For a more detailed diagram on the relationship of the engine with the systems see Appendix B, “Engine and System Relationship Diagram”.
Another thing to point out is that the universal scene and universal object are responsible for registering all their extensions with the state manager so that the extensions will get notified of changes made by other extensions (i.e. other systems). An example would be the graphics extension being registered to receive notification of position and orientation changes made by the physics extension.
More information about the system’s components can be found in section 5.2, “System Components”.
The managers provide global functionality within the engine and are implemented as singletons, meaning there will only be one instantiation made available for each type of manager. The reason they are singletons is because their resources should not be duplicated as they will cause redundancy and potential processing performance implications. They also provide common functionality that will be useable across all the systems.
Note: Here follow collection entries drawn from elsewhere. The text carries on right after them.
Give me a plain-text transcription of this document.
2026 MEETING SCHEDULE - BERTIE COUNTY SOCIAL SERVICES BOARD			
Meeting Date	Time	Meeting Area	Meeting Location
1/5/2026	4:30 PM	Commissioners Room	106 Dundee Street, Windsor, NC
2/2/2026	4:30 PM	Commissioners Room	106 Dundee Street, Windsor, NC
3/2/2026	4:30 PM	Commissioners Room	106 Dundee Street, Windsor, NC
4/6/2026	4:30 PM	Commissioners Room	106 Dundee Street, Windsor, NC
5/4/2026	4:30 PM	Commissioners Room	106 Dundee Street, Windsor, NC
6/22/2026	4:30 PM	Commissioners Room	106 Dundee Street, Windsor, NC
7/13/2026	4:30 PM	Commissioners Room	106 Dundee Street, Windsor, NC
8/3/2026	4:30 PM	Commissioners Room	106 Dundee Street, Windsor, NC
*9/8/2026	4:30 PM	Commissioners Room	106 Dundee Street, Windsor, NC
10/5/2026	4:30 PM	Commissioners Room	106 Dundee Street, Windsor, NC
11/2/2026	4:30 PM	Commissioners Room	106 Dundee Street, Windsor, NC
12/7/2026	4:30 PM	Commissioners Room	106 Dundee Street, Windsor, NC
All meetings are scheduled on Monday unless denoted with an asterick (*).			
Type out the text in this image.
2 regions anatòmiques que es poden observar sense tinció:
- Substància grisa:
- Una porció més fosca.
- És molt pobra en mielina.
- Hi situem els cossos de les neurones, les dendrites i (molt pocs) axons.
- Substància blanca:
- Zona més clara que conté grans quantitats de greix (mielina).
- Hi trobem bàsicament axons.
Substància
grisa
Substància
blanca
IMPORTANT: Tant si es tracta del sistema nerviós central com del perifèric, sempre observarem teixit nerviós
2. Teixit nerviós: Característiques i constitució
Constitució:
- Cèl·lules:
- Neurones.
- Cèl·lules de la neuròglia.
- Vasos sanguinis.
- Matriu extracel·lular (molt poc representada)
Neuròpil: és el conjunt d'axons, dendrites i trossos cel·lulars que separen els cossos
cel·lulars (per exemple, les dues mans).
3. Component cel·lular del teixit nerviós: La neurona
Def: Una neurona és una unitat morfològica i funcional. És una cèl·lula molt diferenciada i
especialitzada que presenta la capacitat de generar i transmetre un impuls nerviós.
The task manager handles scheduling of a system’s task within its thread pool. The thread pool creates one thread per processor to get the best possible n-way scaling to processors and prevents over subscription avoiding unnecessary task switching within the OS.
The task manager receives its list of tasks to execute from the scheduler as well as which tasks to wait for execution to complete. The scheduler gets its list of tasks to execute from the different systems themselves. There will only be one primary task per system, this is commonly known as functional decomposition, but each primary task is allowed to issue as many sub-tasks as it wants to for operating on its data, which is called data decomposition.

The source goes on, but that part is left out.